A informação caiu como uma bomba e acabou frustrando parte do público, que havia esgotado os ingressos. Todos esperavam ver os dois astros em campo. As comparações entre o brasileiro e o argentino tornaram-se a principal pauta de discussão.
“Ele já era o Maradona, um jogador diferenciado. A expectativa sobre ele era muito boa e positiva, tanto que a divulgação era Sócrates x Maradona. A espera foi tão grande, mas a decepção foi maior ainda sobre esse duelo”, destacou Basílio.
Ao jornal “O Estado de S. Paulo”, Oswaldo Brandão ressaltou que o Corinthians estava acima de qualquer duelo pessoal que poderia ou não acontecer no amistoso: “Não importa que seja o Argentinos Juniors ou outro time estrangeiro. O que importa é que o Corinthians jogue bem e ganhe. A presença do Maradona é importante apenas na medida em que se trata de um jogador que dá espetáculo, com belos dribles e chutes fortes e certeiros”.
A espera pelo craque argentino ficou ainda maior, muitas informações e teorias circulavam entre as pessoas, que ainda não tinham certeza que ele realmente não chegaria para o amistoso em Manaus. No entanto, no dia de jogo, a informação da ausência de Maradona foi confirmada, como relembra Basílio:
“De repente, quando nós chegamos no estádio, tomado por torcedores, todo mundo na expectativa, querendo saber se o Maradona chegou. Até que conversamos com um argentino, que disse: ‘Não, Maradona não vai vir’. Aí você imagina aquele estádio todinho lotado, a decepção foi grande”, recordou.
Foto: Imagens da partida publicadas pelo jornal “A Notícia” circulado em Manaus
A imprensa, então, foi buscar os motivos e descobriu que o craque argentino teve uma gravação de comerciais com um de seus patrocinadores, na Alemanha, e não chegaria a tempo de disputar o amistoso.

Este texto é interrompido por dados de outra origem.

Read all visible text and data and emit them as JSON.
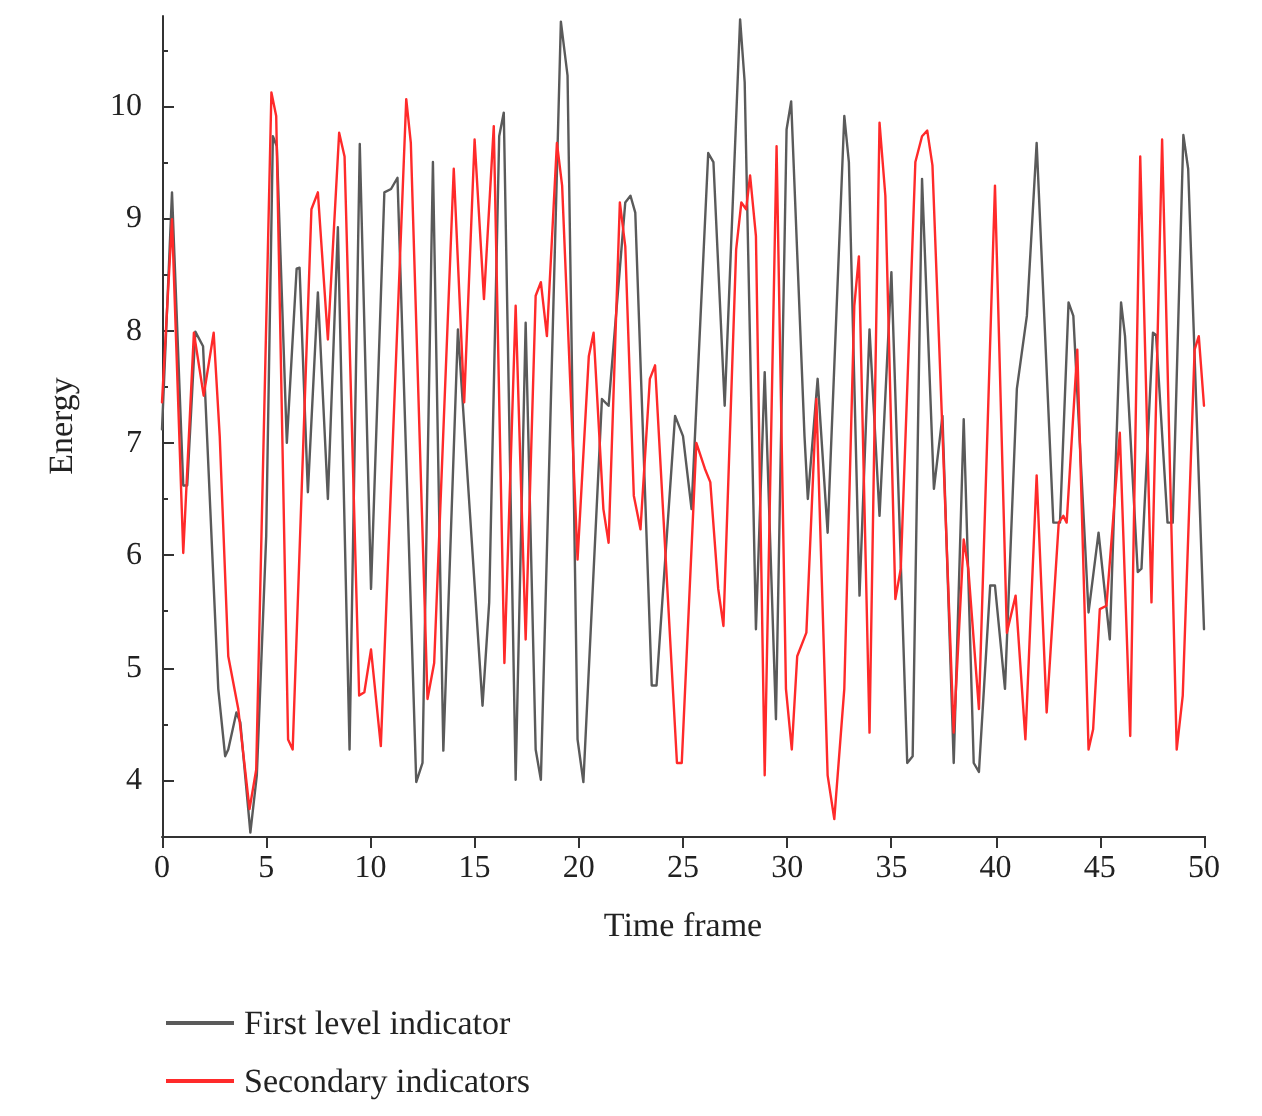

Além disso, Sócrates também revelou, em entrevista ao jornal “A Notícia”, que entraria para vencer a partida, independentemente de qualquer situação: “Vou me esforçar em campo pela vitória, que é nosso principal objetivo. Além do mais, a torcida amazonense quer ver um bom espetáculo e eu preciso me apresentar bem nesta minha estreia em Manaus”, disse o eterno camisa 8 do Coringão.
“O Magrão sempre foi um profissional diferenciado, em tudo quanto é aspecto. Como jogador então, dispensa qualquer comentário. Ele tinha uma inteligência muito boa, até no aspecto de comandar o grupo. O Sócrates sempre agiu de uma maneira boa e positiva, sempre buscou ajudar os diversos profissionais que estiveram com ele”, afirmou Basílio, recordando a sua importância para o grupo naquela época.

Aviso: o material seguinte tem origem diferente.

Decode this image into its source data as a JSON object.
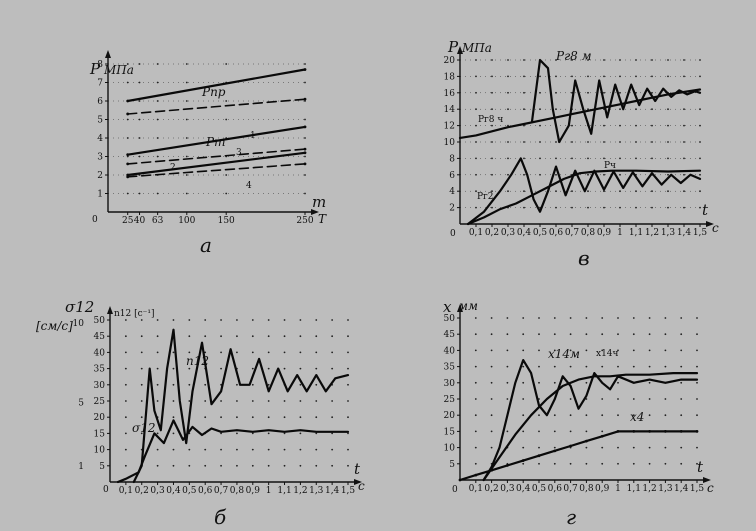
{
  "chart_data": [
    {
      "id": "a",
      "type": "line",
      "caption": "а",
      "ylabel": "P",
      "yunit": "МПа",
      "xlabel": "m",
      "xunit": "T",
      "xlim": [
        0,
        250
      ],
      "ylim": [
        0,
        8
      ],
      "xticks": [
        25,
        40,
        63,
        100,
        150,
        250
      ],
      "xtick_labels": [
        "25",
        "40",
        "63",
        "100",
        "150",
        "250"
      ],
      "yticks": [
        1,
        2,
        3,
        4,
        5,
        6,
        7,
        8
      ],
      "ytick_labels": [
        "1",
        "2",
        "3",
        "4",
        "5",
        "6",
        "7",
        "8"
      ],
      "origin_label": "0",
      "series": [
        {
          "name": "Pпр",
          "style": "solid",
          "x": [
            25,
            250
          ],
          "y": [
            6.0,
            7.7
          ]
        },
        {
          "style": "dashed",
          "x": [
            25,
            250
          ],
          "y": [
            5.3,
            6.1
          ]
        },
        {
          "name": "Pт",
          "style": "solid",
          "x": [
            25,
            250
          ],
          "y": [
            3.1,
            4.6
          ]
        },
        {
          "style": "dashed",
          "x": [
            25,
            250
          ],
          "y": [
            2.6,
            3.4
          ]
        },
        {
          "style": "solid",
          "x": [
            25,
            250
          ],
          "y": [
            2.0,
            3.2
          ]
        },
        {
          "style": "dashed",
          "x": [
            25,
            250
          ],
          "y": [
            1.9,
            2.6
          ]
        }
      ],
      "annotations": [
        "Pпр",
        "Pт",
        "1",
        "2",
        "3",
        "4"
      ]
    },
    {
      "id": "b",
      "type": "line",
      "caption": "в",
      "ylabel": "P",
      "yunit": "МПа",
      "xlabel": "t",
      "xunit": "c",
      "xlim": [
        0,
        1.5
      ],
      "ylim": [
        0,
        20
      ],
      "xticks": [
        0.1,
        0.2,
        0.3,
        0.4,
        0.5,
        0.6,
        0.7,
        0.8,
        0.9,
        1.0,
        1.1,
        1.2,
        1.3,
        1.4,
        1.5
      ],
      "xtick_labels": [
        "0,1",
        "0,2",
        "0,3",
        "0,4",
        "0,5",
        "0,6",
        "0,7",
        "0,8",
        "0,9",
        "1",
        "1,1",
        "1,2",
        "1,3",
        "1,4",
        "1,5"
      ],
      "yticks": [
        2,
        4,
        6,
        8,
        10,
        12,
        14,
        16,
        18,
        20
      ],
      "ytick_labels": [
        "2",
        "4",
        "6",
        "8",
        "10",
        "12",
        "14",
        "16",
        "18",
        "20"
      ],
      "origin_label": "0",
      "series": [
        {
          "name": "Pг8 м",
          "x": [
            0.45,
            0.5,
            0.55,
            0.58,
            0.62,
            0.68,
            0.72,
            0.77,
            0.82,
            0.87,
            0.92,
            0.97,
            1.02,
            1.07,
            1.12,
            1.17,
            1.22,
            1.27,
            1.32,
            1.37,
            1.42,
            1.47,
            1.5
          ],
          "y": [
            12.5,
            20,
            19,
            14,
            10,
            12,
            17.5,
            14,
            11,
            17.5,
            13,
            17,
            14,
            17,
            14.5,
            16.5,
            15,
            16.5,
            15.5,
            16.3,
            15.8,
            16.2,
            16
          ]
        },
        {
          "name": "Pг8 ч",
          "x": [
            0,
            0.1,
            0.2,
            0.3,
            0.4,
            0.5,
            0.6,
            0.7,
            0.8,
            0.9,
            1.0,
            1.1,
            1.2,
            1.3,
            1.4,
            1.5
          ],
          "y": [
            10.5,
            10.8,
            11.3,
            11.8,
            12.2,
            12.6,
            13,
            13.4,
            13.8,
            14.2,
            14.6,
            15,
            15.4,
            15.8,
            16.1,
            16.4
          ]
        },
        {
          "name": "Pг2",
          "x": [
            0.05,
            0.15,
            0.25,
            0.32,
            0.38,
            0.42,
            0.46,
            0.5,
            0.55,
            0.6,
            0.66,
            0.72,
            0.78,
            0.84,
            0.9,
            0.96,
            1.02,
            1.08,
            1.14,
            1.2,
            1.26,
            1.32,
            1.38,
            1.44,
            1.5
          ],
          "y": [
            0,
            1.5,
            4,
            6,
            8,
            6,
            3,
            1.5,
            4,
            7,
            3.5,
            6.5,
            4,
            6.5,
            4.2,
            6.4,
            4.4,
            6.3,
            4.6,
            6.2,
            4.8,
            6,
            5,
            6,
            5.5
          ]
        },
        {
          "name": "Pч",
          "x": [
            0.05,
            0.15,
            0.25,
            0.35,
            0.45,
            0.55,
            0.65,
            0.75,
            0.85,
            0.95,
            1.1,
            1.3,
            1.5
          ],
          "y": [
            0,
            0.8,
            1.8,
            2.5,
            3.5,
            4.5,
            5.5,
            6.2,
            6.4,
            6.5,
            6.5,
            6.4,
            6.5
          ]
        }
      ],
      "annotations": [
        "Pг8 м",
        "Pг8 ч",
        "Pг2",
        "Pч"
      ]
    },
    {
      "id": "c",
      "type": "line",
      "caption": "б",
      "ylabel_left": "σ12",
      "yunit_left": "[см/с]",
      "ylabel_right": "n12 [c⁻¹]",
      "xlabel": "t",
      "xunit": "c",
      "xlim": [
        0,
        1.5
      ],
      "ylim": [
        0,
        50
      ],
      "xticks": [
        0.1,
        0.2,
        0.3,
        0.4,
        0.5,
        0.6,
        0.7,
        0.8,
        0.9,
        1.0,
        1.1,
        1.2,
        1.3,
        1.4,
        1.5
      ],
      "xtick_labels": [
        "0,1",
        "0,2",
        "0,3",
        "0,4",
        "0,5",
        "0,6",
        "0,7",
        "0,8",
        "0,9",
        "1",
        "1,1",
        "1,2",
        "1,3",
        "1,4",
        "1,5"
      ],
      "yticks": [
        5,
        10,
        15,
        20,
        25,
        30,
        35,
        40,
        45,
        50
      ],
      "ytick_labels": [
        "5",
        "10",
        "15",
        "20",
        "25",
        "30",
        "35",
        "40",
        "45",
        "50"
      ],
      "left_ticks": [
        {
          "v": 10,
          "label": "10"
        },
        {
          "v": 5,
          "label": "5"
        },
        {
          "v": 1,
          "label": "1"
        }
      ],
      "left_tick_range": [
        0,
        10
      ],
      "origin_label": "0",
      "series": [
        {
          "name": "n12",
          "x": [
            0.15,
            0.2,
            0.25,
            0.28,
            0.32,
            0.36,
            0.4,
            0.44,
            0.48,
            0.52,
            0.58,
            0.64,
            0.7,
            0.76,
            0.82,
            0.88,
            0.94,
            1.0,
            1.06,
            1.12,
            1.18,
            1.24,
            1.3,
            1.36,
            1.42,
            1.5
          ],
          "y": [
            0,
            5,
            35,
            22,
            16,
            35,
            47,
            25,
            12,
            28,
            43,
            24,
            28,
            41,
            30,
            30,
            38,
            28,
            35,
            28,
            33,
            28,
            33,
            28,
            32,
            33
          ]
        },
        {
          "name": "σ12",
          "x": [
            0.05,
            0.1,
            0.18,
            0.22,
            0.28,
            0.34,
            0.4,
            0.46,
            0.52,
            0.58,
            0.64,
            0.7,
            0.8,
            0.9,
            1.0,
            1.1,
            1.2,
            1.3,
            1.4,
            1.5
          ],
          "y": [
            0,
            1,
            3,
            8,
            15,
            12,
            19,
            13,
            17,
            14.5,
            16.5,
            15.5,
            16,
            15.5,
            16,
            15.5,
            16,
            15.5,
            15.5,
            15.5
          ]
        }
      ],
      "annotations": [
        "n12",
        "σ12"
      ]
    },
    {
      "id": "d",
      "type": "line",
      "caption": "г",
      "ylabel": "x",
      "yunit": "мм",
      "xlabel": "t",
      "xunit": "c",
      "xlim": [
        0,
        1.5
      ],
      "ylim": [
        0,
        50
      ],
      "xticks": [
        0.1,
        0.2,
        0.3,
        0.4,
        0.5,
        0.6,
        0.7,
        0.8,
        0.9,
        1.0,
        1.1,
        1.2,
        1.3,
        1.4,
        1.5
      ],
      "xtick_labels": [
        "0,1",
        "0,2",
        "0,3",
        "0,4",
        "0,5",
        "0,6",
        "0,7",
        "0,8",
        "0,9",
        "1",
        "1,1",
        "1,2",
        "1,3",
        "1,4",
        "1,5"
      ],
      "yticks": [
        5,
        10,
        15,
        20,
        25,
        30,
        35,
        40,
        45,
        50
      ],
      "ytick_labels": [
        "5",
        "10",
        "15",
        "20",
        "25",
        "30",
        "35",
        "40",
        "45",
        "50"
      ],
      "origin_label": "0",
      "series": [
        {
          "name": "x14м",
          "x": [
            0.15,
            0.2,
            0.25,
            0.3,
            0.35,
            0.4,
            0.45,
            0.5,
            0.55,
            0.6,
            0.65,
            0.7,
            0.75,
            0.8,
            0.85,
            0.9,
            0.95,
            1.0,
            1.1,
            1.2,
            1.3,
            1.4,
            1.5
          ],
          "y": [
            0,
            4,
            10,
            20,
            30,
            37,
            33,
            23,
            20,
            25,
            32,
            29,
            22,
            26,
            33,
            30,
            28,
            32,
            30,
            31,
            30,
            31,
            31
          ]
        },
        {
          "name": "x14ч",
          "x": [
            0.15,
            0.25,
            0.35,
            0.45,
            0.55,
            0.65,
            0.75,
            0.85,
            0.95,
            1.05,
            1.2,
            1.35,
            1.5
          ],
          "y": [
            0,
            7,
            14,
            20,
            25,
            29,
            31,
            32,
            32,
            32.5,
            32.5,
            33,
            33
          ]
        },
        {
          "name": "x4",
          "x": [
            0,
            0.1,
            0.2,
            0.3,
            0.4,
            0.5,
            0.6,
            0.7,
            0.8,
            0.9,
            1.0,
            1.1,
            1.2,
            1.3,
            1.4,
            1.5
          ],
          "y": [
            0,
            1.5,
            3,
            4.5,
            6,
            7.5,
            9,
            10.5,
            12,
            13.5,
            15,
            15,
            15,
            15,
            15,
            15
          ]
        }
      ],
      "annotations": [
        "x14м",
        "x14ч",
        "x4"
      ]
    }
  ]
}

Mesmo sem o astro do lado de lá, tudo estava pronto para o jogo. O técnico do Timão colocou em campo a seguinte escalação para iniciar o amistoso: Jairo; Zé Maria, Amaral, Djalma, Wladimir; Basílio, Biro-Biro, Sócrates; Gil, Toninho e Wilsinho. Durante o jogo, também entraram no Alvinegro o lateral Luís Cláudio e o centroavante Geraldão. O único gol do amistoso foi marcado por Gil, apelidado de Búfalo Gil pela torcida, aos 30 minutos do primeiro tempo.
Foto: Acervo do jornal “A Notícia” disponibilizado por Fernando Wanner e Anderson Adriano
“O importante é que nós cumprimos a nossa missão, resultado positivo, 1 a 0, e hoje, vendo que terá outro Corinthians x Argentinos Juniors, essa lembrança não se apaga jamais”, afirmou Basílio.
Não foi com a camisa do Timão e de Argentinos Juniors que Sócrates e Maradona se enfrentaram, mas o encontro aconteceu nem dois meses depois do amistoso, quando os dois estavam representando seus países. Em 1981, a FIFA organizou um minicampeonato mundial de seleções, em comemoração aos 50 anos da 1ª Copa do Mundo. No Uruguai, no dia 4 de janeiro, Brasil e Argentina mediram forças pelo “Mundialito”, e o resultado foi empate, 1 a 1.